A defesa da presidente afastada da República, Dilma Rousseff, informou ontem que vai ingressar no Supremo Tribunal Federal (STF) com quatro recursos contra decisões tomadas pela comissão especial do Senado que analisa o mérito do processo de impeachment.
De acordo com o ex-ministro da Justiça e ex-advogado-geral da União, José Eduardo Cardozo, responsável pela defesa de Dilma, a comissão está “aniquilando o direito de defesa” de Dilma Rousseff.
Sobre a delação do ex-diretor da Petrobras, Nestor Cerveró, em que acusa Dilma de saber das fraudes na compra da refinaria de Pasadena, pela Petrobras, Cardozo disse que ela faz parte de uma “tentativa desesperada de macular a imagem da presidente” já que, na avaliação dele, o processo de impeachment está perdendo força.
“Os delatores omitem, mentem e dizem a verdade. Há que se separar o joio do trigo”, afirmou Cardozo.
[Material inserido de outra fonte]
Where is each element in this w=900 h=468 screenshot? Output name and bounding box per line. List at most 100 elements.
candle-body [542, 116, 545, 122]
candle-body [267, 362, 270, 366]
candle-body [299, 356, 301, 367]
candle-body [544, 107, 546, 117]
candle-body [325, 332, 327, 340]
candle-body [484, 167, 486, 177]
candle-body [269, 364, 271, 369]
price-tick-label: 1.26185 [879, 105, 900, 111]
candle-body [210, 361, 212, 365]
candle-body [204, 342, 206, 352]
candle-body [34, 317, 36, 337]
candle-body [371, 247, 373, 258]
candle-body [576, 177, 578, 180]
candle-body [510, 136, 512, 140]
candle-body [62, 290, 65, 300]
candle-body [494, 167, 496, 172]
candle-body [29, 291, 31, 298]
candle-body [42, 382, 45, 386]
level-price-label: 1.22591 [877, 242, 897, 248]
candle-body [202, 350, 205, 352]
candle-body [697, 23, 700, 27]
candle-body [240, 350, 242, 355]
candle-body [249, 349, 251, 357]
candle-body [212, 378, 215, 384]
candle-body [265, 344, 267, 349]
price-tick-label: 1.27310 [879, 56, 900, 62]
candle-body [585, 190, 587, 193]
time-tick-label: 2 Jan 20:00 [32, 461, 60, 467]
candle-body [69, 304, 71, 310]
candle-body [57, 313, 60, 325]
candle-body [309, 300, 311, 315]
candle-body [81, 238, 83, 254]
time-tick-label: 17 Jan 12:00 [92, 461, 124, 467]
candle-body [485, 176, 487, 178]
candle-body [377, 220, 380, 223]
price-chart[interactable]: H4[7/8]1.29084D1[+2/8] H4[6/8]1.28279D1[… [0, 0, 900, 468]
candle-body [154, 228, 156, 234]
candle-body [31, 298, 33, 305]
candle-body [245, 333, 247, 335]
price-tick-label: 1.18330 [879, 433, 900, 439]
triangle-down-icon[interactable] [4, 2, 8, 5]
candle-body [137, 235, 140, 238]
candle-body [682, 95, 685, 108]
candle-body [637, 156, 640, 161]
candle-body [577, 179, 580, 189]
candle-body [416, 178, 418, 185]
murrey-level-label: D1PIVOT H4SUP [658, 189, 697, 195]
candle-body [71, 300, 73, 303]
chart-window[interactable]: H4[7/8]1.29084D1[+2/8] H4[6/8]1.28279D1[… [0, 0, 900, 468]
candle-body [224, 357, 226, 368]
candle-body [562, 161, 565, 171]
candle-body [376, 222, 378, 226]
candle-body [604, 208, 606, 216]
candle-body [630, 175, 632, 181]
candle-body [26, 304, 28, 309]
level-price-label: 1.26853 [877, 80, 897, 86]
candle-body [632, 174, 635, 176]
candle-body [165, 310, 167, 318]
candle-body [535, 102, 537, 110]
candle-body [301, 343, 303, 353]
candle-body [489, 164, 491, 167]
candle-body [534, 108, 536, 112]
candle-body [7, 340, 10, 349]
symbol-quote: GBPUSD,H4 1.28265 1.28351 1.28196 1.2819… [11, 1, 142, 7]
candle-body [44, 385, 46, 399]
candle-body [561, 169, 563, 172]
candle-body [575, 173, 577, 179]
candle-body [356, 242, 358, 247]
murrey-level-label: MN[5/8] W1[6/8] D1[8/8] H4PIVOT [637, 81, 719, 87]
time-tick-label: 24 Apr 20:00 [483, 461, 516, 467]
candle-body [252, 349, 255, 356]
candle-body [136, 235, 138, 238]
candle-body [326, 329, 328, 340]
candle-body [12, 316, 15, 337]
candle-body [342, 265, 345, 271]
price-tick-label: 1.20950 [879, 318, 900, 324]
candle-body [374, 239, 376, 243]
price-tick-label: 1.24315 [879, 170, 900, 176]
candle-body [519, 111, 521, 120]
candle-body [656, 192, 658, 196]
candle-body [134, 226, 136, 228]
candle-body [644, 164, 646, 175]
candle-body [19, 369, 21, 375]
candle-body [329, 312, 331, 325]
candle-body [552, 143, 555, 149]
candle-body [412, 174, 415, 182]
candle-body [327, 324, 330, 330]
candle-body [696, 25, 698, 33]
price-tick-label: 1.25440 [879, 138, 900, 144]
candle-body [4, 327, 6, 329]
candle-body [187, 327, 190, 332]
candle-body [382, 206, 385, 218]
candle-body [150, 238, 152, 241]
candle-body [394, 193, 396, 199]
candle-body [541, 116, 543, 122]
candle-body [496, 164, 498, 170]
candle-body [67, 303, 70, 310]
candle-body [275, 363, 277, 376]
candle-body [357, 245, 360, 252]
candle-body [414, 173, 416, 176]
Sobre a relação da Dilma com o cabeleireiro Celso Nakamura, Cardozo afirmou que a presidente afastada tem todos os recibos das passagens e dos serviços prestados por ela. “É uma denúncia inverossímel e caluniosa”, afirmou o advogado.
PREOCUPAÇÃO
O presidente do Senado, Renan Calheiros (PMDB-AL), afirmou, por meio de nota nesta sexta-feira, ver com “preocupação as iniciativas de comprimir os prazos” na tramitação do processo de impeachment de Dilma Rousseff (PT).
“Apesar de não conduzir o processo e não integrar a Comissão Processante, como presidente do Congresso Nacional, vejo com preocupação as iniciativas para comprimir prazos. Mais ainda se a pretensão possa sugerir supressão de direitos da defesa, que são sagrados”, afirmou Renan no texto divulgado nesta manhã.